Towards more robust vulnerable road user detection and tracking for smart infrastructure

Writer: Ljubomir Jovanov (imec)

Vulnerable road users (VRU) still comprise the largest part of road traffic deaths, according to the study of the World Health Organization. Numerous initiatives have been taken to cope with this important problem in the modern society. One of the most important challenges regarding road safety that European Union has set, is reaching zero deaths on EU roads by 2050.

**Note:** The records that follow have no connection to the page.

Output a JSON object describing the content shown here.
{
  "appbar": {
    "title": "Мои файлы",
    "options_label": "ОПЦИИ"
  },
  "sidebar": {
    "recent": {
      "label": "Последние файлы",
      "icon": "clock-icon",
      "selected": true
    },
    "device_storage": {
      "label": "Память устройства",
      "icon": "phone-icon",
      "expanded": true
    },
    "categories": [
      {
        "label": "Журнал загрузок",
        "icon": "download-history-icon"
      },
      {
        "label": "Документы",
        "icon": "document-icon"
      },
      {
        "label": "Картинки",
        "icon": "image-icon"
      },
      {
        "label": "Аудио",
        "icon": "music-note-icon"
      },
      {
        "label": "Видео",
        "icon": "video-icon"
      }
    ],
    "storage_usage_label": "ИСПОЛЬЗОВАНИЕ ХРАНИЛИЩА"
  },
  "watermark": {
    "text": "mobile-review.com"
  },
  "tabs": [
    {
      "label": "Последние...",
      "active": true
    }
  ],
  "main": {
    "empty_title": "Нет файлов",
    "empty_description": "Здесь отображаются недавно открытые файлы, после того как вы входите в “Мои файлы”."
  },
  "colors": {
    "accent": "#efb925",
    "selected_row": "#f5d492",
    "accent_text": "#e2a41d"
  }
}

Road traffic safety can be improved in multiple ways:

  1. in-cabin driver state monitoring systems, which actively monitor physiological state of the driver and produce warnings if the driver is unfit for driving
  2. Advanced-Driver Assistance Systems (ADAS) that actively predict and suggest potentially unsafe situations to the driver or intervene in the case there is no time for driver’s reaction (e.g. emergency braking when potential collision is predicted)
  3. high-level self-driving functions in the cars, that perform driving instead
  4. smart infrastructure, e.g. smart intersections, junctions and roads, which analyze the situation, based on the inputs from different sensors installed on it and take actions to prevent dangerous situations
  5. communications between vehicles and infrastructure and other vehicles (V2X) to share the information that is not available to the receiving side


Most of these aspects were investigated in NextPerception. Imec focused on the VRU detection for smart infrastructure, together with Flir and Macq. Together with all UC3 partners, imec has worked on the definition of the V2X protocol, to exchange the information about road users which are otherwise not visible. Main results of this research were demonstrated at the project final event in Eindhoven.

Sensor fusion for VRU detection and tracking

Object detection based solely on visible light sensors, like RGB cameras, do not provide reliable and robust VRU detection in various visibility conditions. In order to improve the robustness of the detection, it is necessary to use additional sensors which perform better in challenging conditions.

In NextPerception, imec has developed a new sensing system that captures the data from the whole intersection and covers all road users, using different sensors. To achieve the full coverage of the intersection, imec has deployed multiple sensor boxes, each inspecting a certain area. Each of these sensor boxes contains radar, RGB and thermal cameras, with the possibility to add new sensors to the system.

Figure 1: (left) imec multi-sensor boxes for VRU detection, (right) the output of the sensor fusion and VRU detection.

Moreover, our sensor boxes are capable of communicating with each other, to receive the information about the areas outside their field of view.

Image analysis is performed locally at the intersection, relying on the data from radar, thermal and RGB cameras. The results of this analysis provide fine-grained detection and identification of types of road users, such as cyclists and pedestrians, which can be further used for traffic control and prioritizing various traffic modalities appropriately.

Since we process data locally, it is not needed to store or communicate privacy sensitive data. Our VRU detection system provides much more accurate flow control, compared to the traffic counting via smartphones. The main advantages of the proposed system are:

  • Flexibility: it is possible to capture data from any type of RGB or thermal camera, radar, lidar, at different frame rates and resolutions
  • Scalability: seamless extension of the system with new sensor boxes
  • High performance: real time detection and tracking, supported by communication between sensors
  • Real-time operation: VRU detection based on RGB-thermal-radar fusion at 0 frames per second


Detection performance, measured in terms of average precision (AP) of the proposed system, outperforms the current state-of-the art on VRU detection and tracking.